SNEHA: AI-Enabled Maternal & Child Health Information Access
Strengthening Maternal and Child Health Outcomes in Urban Vulnerable Communities
Watch the story in 60 seconds (AI-generated video; visuals are illustrative)
Case at a Glance
SNEHA is a nonprofit organisation committed to improving health, nutrition, and safety outcomes for women and children living in urban vulnerable communities. Working closely with communities and public systems, SNEHA designs scalable, replicable interventions that strengthen access, equity, and accountability across maternal and child health services.
Women living in urban vulnerable communities face limited access to timely, accurate, and contextual health information. Barriers such as low literacy, distance from health services, and high caseloads for frontline health workers reduce opportunities for continuous guidance. As a result, critical maternal and child health practice such as early registration, institutional delivery, and timely immunisation are often delayed or missed.
SNEHA developed a GenAI-enabled WhatsApp chatbot, ‘Phonewali SNEHA Didi’, to provide women with personalised maternal and child health information. The solution delivers voice- and text-based guidance, behavioural nudges, and two-way interaction with human-in-the-loop support, ensuring privacy, contextual relevance, and 24×7 access to trusted health information.
Key challenges faced by women in urban informal settlements included:
These constraints reduce timely health-seeking behaviour and weaken the effectiveness of maternal and child health programs.
SNEHA transitioned its chatbot from a menu-based system to a GenAI-enabled, voice-and-text WhatsApp assistant. The chatbot provides personalised nudges aligned to pregnancy stage, immunisation schedules, and child health milestones.

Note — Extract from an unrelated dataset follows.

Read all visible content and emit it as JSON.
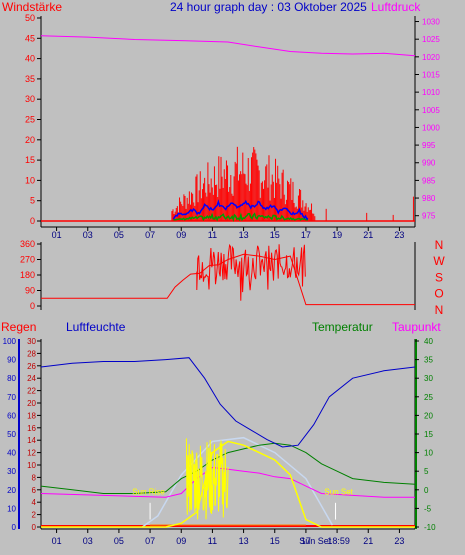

Key features of the solution include:
- Voice and text interface designed for low-literacy users
- Multilingual, context-sensitive responses available 24×7
- Personalised behavioural nudges across the maternal and child health journey
- Two-way chat with human-in-the-loop escalation for guidance and safety
- Dashboard-driven monitoring using DALGO–Superset for real-time insights
Technology Stack
| Tools/ Techniques | Used For | What It Enabled | Category |
|---|---|---|---|
| Glific | WhatsApp chatbot to run community programmes | Two-way, low-barrier health communication | Open Source |
| OpenAI | Health content delivery with LLM integration | Personalised responses and multilingual guidance | Commercial |
| NLP & LLM Fine-tuning | Chatbot logic | Contextual, health-stage-aligned nudges | Commercial |
| DALGO | Dashboards for program monitoring | Real-time analytics and engagement tracking | Open Source |
| Apache Superset | Dashboards for program monitoring | Real-time analytics and engagement tracking | Open Source |
| CommCare | Health worker systems | Data flow from community onboarding | Commercial |
| BigQuery | Data storage and analysis using PostgreSQL | Secure, scalable data management | Commercial |
Key Project Learnings
Delivering health guidance through WhatsApp and voice interfaces reduced literacy barriers and led to sustained interaction with the chatbot.

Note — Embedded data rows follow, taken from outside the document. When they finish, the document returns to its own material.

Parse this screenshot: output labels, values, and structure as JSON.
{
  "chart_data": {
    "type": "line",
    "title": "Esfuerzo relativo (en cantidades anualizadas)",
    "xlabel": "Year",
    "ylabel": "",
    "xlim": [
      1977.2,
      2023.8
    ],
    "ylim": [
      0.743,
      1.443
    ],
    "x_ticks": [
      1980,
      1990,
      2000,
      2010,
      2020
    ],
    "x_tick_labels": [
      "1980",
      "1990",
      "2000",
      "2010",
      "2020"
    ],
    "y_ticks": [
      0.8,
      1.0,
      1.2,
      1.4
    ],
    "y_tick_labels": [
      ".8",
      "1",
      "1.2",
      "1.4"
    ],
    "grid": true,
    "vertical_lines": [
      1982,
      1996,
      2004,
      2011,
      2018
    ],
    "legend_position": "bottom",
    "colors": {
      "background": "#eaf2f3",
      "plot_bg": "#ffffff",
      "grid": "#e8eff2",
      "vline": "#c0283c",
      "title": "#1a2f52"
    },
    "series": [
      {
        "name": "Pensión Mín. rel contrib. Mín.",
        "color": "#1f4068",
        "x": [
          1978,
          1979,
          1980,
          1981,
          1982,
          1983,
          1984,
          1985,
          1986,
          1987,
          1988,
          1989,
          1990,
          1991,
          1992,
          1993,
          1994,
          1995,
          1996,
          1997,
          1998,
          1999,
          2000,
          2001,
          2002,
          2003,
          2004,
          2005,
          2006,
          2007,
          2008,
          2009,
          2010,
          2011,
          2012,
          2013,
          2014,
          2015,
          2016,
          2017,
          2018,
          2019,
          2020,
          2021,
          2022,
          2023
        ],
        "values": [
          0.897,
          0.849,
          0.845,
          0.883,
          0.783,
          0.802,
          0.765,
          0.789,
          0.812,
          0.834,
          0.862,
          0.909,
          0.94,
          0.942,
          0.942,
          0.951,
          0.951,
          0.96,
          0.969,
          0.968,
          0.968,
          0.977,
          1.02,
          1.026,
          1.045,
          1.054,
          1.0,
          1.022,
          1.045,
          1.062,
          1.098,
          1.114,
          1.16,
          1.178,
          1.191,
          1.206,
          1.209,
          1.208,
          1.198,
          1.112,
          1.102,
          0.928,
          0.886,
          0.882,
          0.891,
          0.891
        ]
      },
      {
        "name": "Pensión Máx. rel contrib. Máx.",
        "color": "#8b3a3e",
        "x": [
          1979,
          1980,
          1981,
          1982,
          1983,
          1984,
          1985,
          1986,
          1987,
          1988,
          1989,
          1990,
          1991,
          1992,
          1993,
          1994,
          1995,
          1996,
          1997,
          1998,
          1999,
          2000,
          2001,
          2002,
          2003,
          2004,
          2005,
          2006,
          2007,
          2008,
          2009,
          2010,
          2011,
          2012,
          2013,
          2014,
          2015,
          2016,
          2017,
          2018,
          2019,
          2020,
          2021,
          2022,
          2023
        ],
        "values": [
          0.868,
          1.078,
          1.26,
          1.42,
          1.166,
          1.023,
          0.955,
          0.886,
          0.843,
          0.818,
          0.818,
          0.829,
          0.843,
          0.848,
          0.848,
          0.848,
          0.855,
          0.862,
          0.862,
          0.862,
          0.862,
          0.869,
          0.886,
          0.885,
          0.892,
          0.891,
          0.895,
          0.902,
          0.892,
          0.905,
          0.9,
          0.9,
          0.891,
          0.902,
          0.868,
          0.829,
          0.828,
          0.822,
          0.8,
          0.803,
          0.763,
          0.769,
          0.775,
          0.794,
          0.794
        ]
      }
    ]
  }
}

Stage-specific nudges and contextual responses reinforced key health practices, supporting improvements in care-seeking behaviours.
Real-time dashboards allowed teams to adapt content and outreach strategies, improving relevance and engagement over time.

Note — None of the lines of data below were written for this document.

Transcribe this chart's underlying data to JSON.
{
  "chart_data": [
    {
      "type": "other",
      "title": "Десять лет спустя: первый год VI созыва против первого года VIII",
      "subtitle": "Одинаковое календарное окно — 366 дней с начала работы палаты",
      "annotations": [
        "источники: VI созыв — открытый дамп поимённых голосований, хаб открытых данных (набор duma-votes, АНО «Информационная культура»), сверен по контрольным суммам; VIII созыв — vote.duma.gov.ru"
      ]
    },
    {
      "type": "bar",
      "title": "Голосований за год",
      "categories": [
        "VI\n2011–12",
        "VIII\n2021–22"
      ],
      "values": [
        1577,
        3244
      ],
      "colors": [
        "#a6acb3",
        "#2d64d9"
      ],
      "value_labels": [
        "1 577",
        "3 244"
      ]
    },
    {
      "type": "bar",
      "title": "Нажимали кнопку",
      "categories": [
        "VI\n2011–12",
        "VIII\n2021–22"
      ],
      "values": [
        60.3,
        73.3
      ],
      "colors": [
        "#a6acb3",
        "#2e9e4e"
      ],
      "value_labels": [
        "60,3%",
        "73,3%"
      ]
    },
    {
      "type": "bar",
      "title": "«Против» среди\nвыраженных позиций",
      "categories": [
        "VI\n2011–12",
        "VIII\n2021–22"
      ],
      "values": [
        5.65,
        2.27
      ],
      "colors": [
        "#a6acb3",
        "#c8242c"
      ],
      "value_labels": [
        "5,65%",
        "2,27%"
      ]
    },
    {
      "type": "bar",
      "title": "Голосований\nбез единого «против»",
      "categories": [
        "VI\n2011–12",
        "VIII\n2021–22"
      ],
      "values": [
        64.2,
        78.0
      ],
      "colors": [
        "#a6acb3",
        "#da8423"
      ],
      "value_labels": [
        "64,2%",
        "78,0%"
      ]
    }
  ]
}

Potential for Wider Adoption
| Sector | Adaptability of the Solution |
| Public Health Systems | Can integrate with government platforms for digital health outreach |
See it in Action
This video shares the experience of a family navigating pregnancy with the support of a local health worker and a mobile-based AI assistant. It demonstrates how timely guidance on nutrition, medical care, hospital delivery, and vaccinations is delivered through continuous support, helping families resolve doubts, make informed decisions, and ensure safer maternal and child health outcomes.
This video introduces the SNHA WhatsApp chatbot, designed to provide 24/7 reliable maternal health information to women in underserved communities. It demonstrates how users can ask questions through text or audio in local languages and receive instant responses, supported by community volunteers who facilitate adoption. The video also highlights the pilot’s scale and its goal of building a replicable model for accessible, technology-enabled healthcare support.